やはり、同じようにリードを外されたワンちゃんたちが数匹いて、彼らとさんちゃんは浜辺を走り回っていた。
ぼくは少し離れた砂の上に腰を下ろし、無邪気に遊ぶ三四郎を眺めた。
この子に頼られていることがぼくの救いでもあった。
「さて、これからどうしたものかな」
と考えた。

これから、というのは、もうすぐ63歳になる自分の「これから」である。
この勢いで仕事や創作ばかり続けて生きても、一生だが、頑張るのにちょっと疲れたのも事実である。
パリに子供たちとやってくる若い女優さんのニュースを読んだ。頑張ってほしいな、と思った。きっと、パリの人々は優しくこの家族を迎え入れてくれる、とぼくは思った。傷ついた人には優しい街でもある。
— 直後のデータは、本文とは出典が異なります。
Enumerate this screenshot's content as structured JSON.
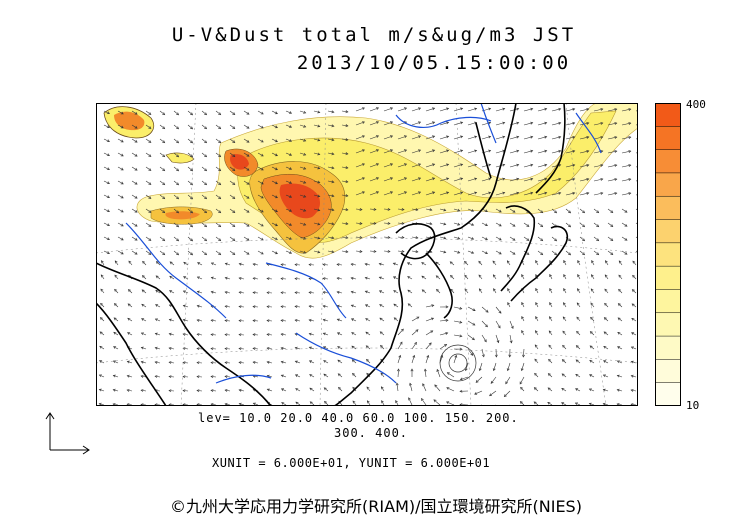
{
  "title_line1": "U-V&Dust total m/s&ug/m3 JST",
  "title_line2": "2013/10/05.15:00:00",
  "colorbar": {
    "max_label": "400",
    "min_label": "10",
    "colors": [
      "#f25a18",
      "#f57424",
      "#f78d36",
      "#f9a64a",
      "#fbbd5c",
      "#fcd26e",
      "#fde37e",
      "#fef08c",
      "#fef59e",
      "#fef8b2",
      "#fefac6",
      "#fffcda",
      "#fffeec"
    ]
  },
  "levels_line1": "lev= 10.0 20.0 40.0 60.0 100. 150. 200.",
  "levels_line2": "300. 400.",
  "units": "XUNIT = 6.000E+01, YUNIT = 6.000E+01",
  "credit": "©九州大学応用力学研究所(RIAM)/国立環境研究所(NIES)",
  "colors": {
    "land_outline": "#000000",
    "rivers": "#1a4fd8",
    "dust_low": "#fff7a8",
    "dust_mid": "#f7e64a",
    "dust_high": "#f28a2a",
    "dust_peak": "#e8481c"
  }
}
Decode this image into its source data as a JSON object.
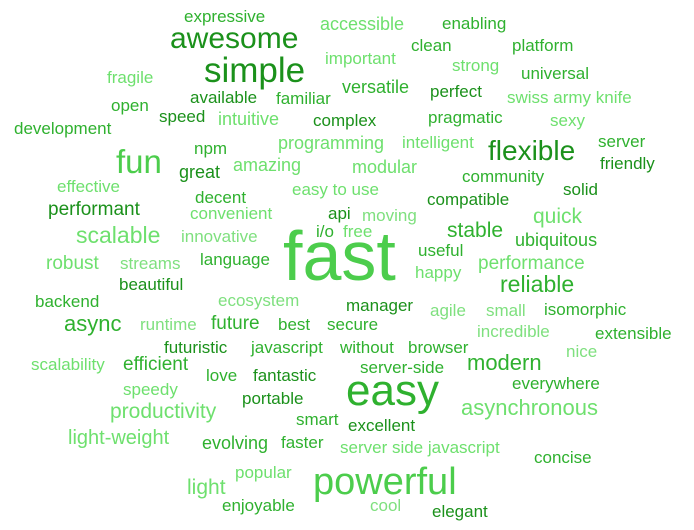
{
  "palette": {
    "bright": "#4ccd4c",
    "medium": "#2fb12f",
    "dark": "#1b911b",
    "light": "#6ee06e",
    "pale": "#7fe07f"
  },
  "words": [
    {
      "text": "expressive",
      "shade": 2
    },
    {
      "text": "accessible",
      "shade": 4
    },
    {
      "text": "enabling",
      "shade": 2
    },
    {
      "text": "awesome",
      "shade": 3
    },
    {
      "text": "clean",
      "shade": 2
    },
    {
      "text": "platform",
      "shade": 2
    },
    {
      "text": "important",
      "shade": 4
    },
    {
      "text": "strong",
      "shade": 4
    },
    {
      "text": "simple",
      "shade": 3
    },
    {
      "text": "fragile",
      "shade": 4
    },
    {
      "text": "universal",
      "shade": 2
    },
    {
      "text": "versatile",
      "shade": 2
    },
    {
      "text": "available",
      "shade": 3
    },
    {
      "text": "familiar",
      "shade": 2
    },
    {
      "text": "perfect",
      "shade": 3
    },
    {
      "text": "swiss army knife",
      "shade": 4
    },
    {
      "text": "open",
      "shade": 2
    },
    {
      "text": "speed",
      "shade": 3
    },
    {
      "text": "intuitive",
      "shade": 4
    },
    {
      "text": "complex",
      "shade": 3
    },
    {
      "text": "pragmatic",
      "shade": 2
    },
    {
      "text": "sexy",
      "shade": 4
    },
    {
      "text": "development",
      "shade": 2
    },
    {
      "text": "programming",
      "shade": 4
    },
    {
      "text": "intelligent",
      "shade": 4
    },
    {
      "text": "server",
      "shade": 2
    },
    {
      "text": "npm",
      "shade": 2
    },
    {
      "text": "flexible",
      "shade": 3
    },
    {
      "text": "fun",
      "shade": 1
    },
    {
      "text": "amazing",
      "shade": 4
    },
    {
      "text": "modular",
      "shade": 4
    },
    {
      "text": "friendly",
      "shade": 3
    },
    {
      "text": "great",
      "shade": 3
    },
    {
      "text": "community",
      "shade": 2
    },
    {
      "text": "effective",
      "shade": 4
    },
    {
      "text": "easy to use",
      "shade": 4
    },
    {
      "text": "solid",
      "shade": 3
    },
    {
      "text": "decent",
      "shade": 2
    },
    {
      "text": "compatible",
      "shade": 3
    },
    {
      "text": "performant",
      "shade": 3
    },
    {
      "text": "convenient",
      "shade": 4
    },
    {
      "text": "api",
      "shade": 3
    },
    {
      "text": "moving",
      "shade": 5
    },
    {
      "text": "quick",
      "shade": 4
    },
    {
      "text": "i/o",
      "shade": 2
    },
    {
      "text": "free",
      "shade": 4
    },
    {
      "text": "stable",
      "shade": 2
    },
    {
      "text": "scalable",
      "shade": 4
    },
    {
      "text": "innovative",
      "shade": 5
    },
    {
      "text": "ubiquitous",
      "shade": 2
    },
    {
      "text": "fast",
      "shade": 1
    },
    {
      "text": "useful",
      "shade": 2
    },
    {
      "text": "robust",
      "shade": 4
    },
    {
      "text": "streams",
      "shade": 5
    },
    {
      "text": "language",
      "shade": 2
    },
    {
      "text": "happy",
      "shade": 4
    },
    {
      "text": "performance",
      "shade": 4
    },
    {
      "text": "reliable",
      "shade": 2
    },
    {
      "text": "beautiful",
      "shade": 3
    },
    {
      "text": "backend",
      "shade": 2
    },
    {
      "text": "ecosystem",
      "shade": 5
    },
    {
      "text": "manager",
      "shade": 3
    },
    {
      "text": "agile",
      "shade": 5
    },
    {
      "text": "small",
      "shade": 5
    },
    {
      "text": "isomorphic",
      "shade": 2
    },
    {
      "text": "async",
      "shade": 2
    },
    {
      "text": "runtime",
      "shade": 5
    },
    {
      "text": "future",
      "shade": 2
    },
    {
      "text": "best",
      "shade": 2
    },
    {
      "text": "secure",
      "shade": 2
    },
    {
      "text": "incredible",
      "shade": 5
    },
    {
      "text": "extensible",
      "shade": 2
    },
    {
      "text": "futuristic",
      "shade": 3
    },
    {
      "text": "javascript",
      "shade": 2
    },
    {
      "text": "without",
      "shade": 2
    },
    {
      "text": "browser",
      "shade": 2
    },
    {
      "text": "nice",
      "shade": 5
    },
    {
      "text": "scalability",
      "shade": 4
    },
    {
      "text": "efficient",
      "shade": 2
    },
    {
      "text": "modern",
      "shade": 2
    },
    {
      "text": "server-side",
      "shade": 2
    },
    {
      "text": "love",
      "shade": 2
    },
    {
      "text": "fantastic",
      "shade": 3
    },
    {
      "text": "easy",
      "shade": 2
    },
    {
      "text": "everywhere",
      "shade": 2
    },
    {
      "text": "speedy",
      "shade": 4
    },
    {
      "text": "productivity",
      "shade": 4
    },
    {
      "text": "portable",
      "shade": 3
    },
    {
      "text": "asynchronous",
      "shade": 4
    },
    {
      "text": "smart",
      "shade": 2
    },
    {
      "text": "excellent",
      "shade": 3
    },
    {
      "text": "light-weight",
      "shade": 4
    },
    {
      "text": "evolving",
      "shade": 2
    },
    {
      "text": "faster",
      "shade": 2
    },
    {
      "text": "server side javascript",
      "shade": 4
    },
    {
      "text": "concise",
      "shade": 2
    },
    {
      "text": "popular",
      "shade": 4
    },
    {
      "text": "powerful",
      "shade": 1
    },
    {
      "text": "light",
      "shade": 4
    },
    {
      "text": "enjoyable",
      "shade": 2
    },
    {
      "text": "cool",
      "shade": 5
    },
    {
      "text": "elegant",
      "shade": 3
    }
  ]
}
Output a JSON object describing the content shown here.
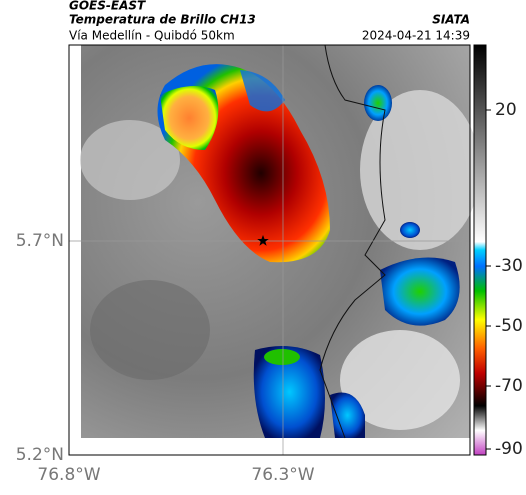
{
  "header": {
    "product": "GOES-EAST",
    "title": "Temperatura de Brillo CH13",
    "source": "SIATA",
    "subtitle": "Vía Medellín - Quibdó 50km",
    "timestamp": "2024-04-21 14:39"
  },
  "map": {
    "lat_labels": [
      "5.7°N",
      "5.2°N"
    ],
    "lon_labels": [
      "76.8°W",
      "76.3°W"
    ]
  },
  "colorbar": {
    "tick_labels": [
      "20",
      "-30",
      "-50",
      "-70",
      "-90"
    ]
  }
}
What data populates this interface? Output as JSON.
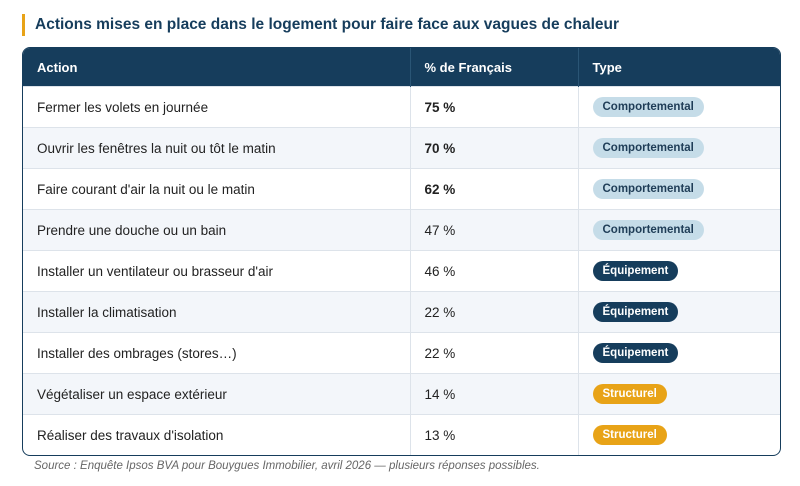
{
  "title": "Actions mises en place dans le logement pour faire face aux vagues de chaleur",
  "table": {
    "header": [
      "Action",
      "% de Français",
      "Type"
    ],
    "rows": [
      [
        "Fermer les volets en journée",
        "75 %",
        "Comportemental"
      ],
      [
        "Ouvrir les fenêtres la nuit ou tôt le matin",
        "70 %",
        "Comportemental"
      ],
      [
        "Faire courant d'air la nuit ou le matin",
        "62 %",
        "Comportemental"
      ],
      [
        "Prendre une douche ou un bain",
        "47 %",
        "Comportemental"
      ],
      [
        "Installer un ventilateur ou brasseur d'air",
        "46 %",
        "Équipement"
      ],
      [
        "Installer la climatisation",
        "22 %",
        "Équipement"
      ],
      [
        "Installer des ombrages (stores…)",
        "22 %",
        "Équipement"
      ],
      [
        "Végétaliser un espace extérieur",
        "14 %",
        "Structurel"
      ],
      [
        "Réaliser des travaux d'isolation",
        "13 %",
        "Structurel"
      ]
    ]
  },
  "source": "Source : Enquête Ipsos BVA pour Bouygues Immobilier, avril 2026 — plusieurs réponses possibles."
}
退屈日記「これからどうやって生きていこうと夜の浜辺でかんがえた」



退屈日記「これからどうやって生きていこうと夜の浜辺でかんがえた」

太陽が沈んだ先の海は赤い。
でも、間も無く真っ暗になる。光りあるうちに光の方へ進め、という言葉を思い出した。
たぶん、それは今の自分であろう。まだ、光はあるのだろうか、・・・。
この数年の間に、世の中は大激変を通過した。フランスは3度のロックダウンを乗り切った。
その感染症の時代にぼくは田舎暮らしを決意し、この近くの村で、三四郎と出会った。
一人で生きていくのは不安である。太陽が立ち去った後の暗い海を眺めながら、思った。
さて、ずっと一人で生きていけるのだろうか? 

フランス語だって覚束ないのに、今は元気だけれど、そう考えると不安になる。
けれども、人間みんな、大なり小なり抱えないとならない不安もある。こういう寂しい時は、どうしたらいいのだろう、と思った。
今のぼくには、創作欲はあるが、若かった頃のような、無謀なパワーがない。枯れているのだ。ぼくは苦笑をした。
こういうことを考えている時点で、オワコン、である。
さいきん、映画とか他の仕事でも、若い人たちからリスペクトのない扱いを受ける。もうちょっと、敬意を持てよ、と昨日もとある人に、メールを送った。

退屈日記「これからどうやって生きていこうと夜の浜辺でかんがえた」



正直、ぼくも若ければ、戦うことができるのだけど、身勝手な世界を相手にがむしゃらになる気力がもう、残り少ないのだ。情けない、自分に、苦笑しかでない。
誰か、話し相手が必要だな、と思った。仕事ではなく、プライベートのこと、特に、老後とか、同じような気持ちで相談できる相手を探さないと、思った。探すというのも失礼な言葉である。出会う、が正しい。
今日、昔の編集者さんから、不意に便りが届いた。
地球カレッジに参加し、元気な辻さんを見て昔を思い出しました、という内容だった。
不思議なことに、ぼくはその人と一緒に作った著作を今日、再読していたところだった。
会いたいな、と思ったのだけど、西フランスの浜辺にいた。苦笑した。
もう、そんな昔に戻ることはできないな、と思った。    

退屈日記「これからどうやって生きていこうと夜の浜辺でかんがえた」



つづく。

ということで、今日も読んでくれてありがとう。
いろいろと考える年頃ですね。昨夜は浜辺に遅くまで開いているクスクスレストランにいき、羊を食べました。三四郎が、欲しそうな顔をしていたので、恐縮しました。あはは。
さて、お知らせはありません。
特に、本も出ないし、ライブも今のところないのです。寂しいですね。また、明日。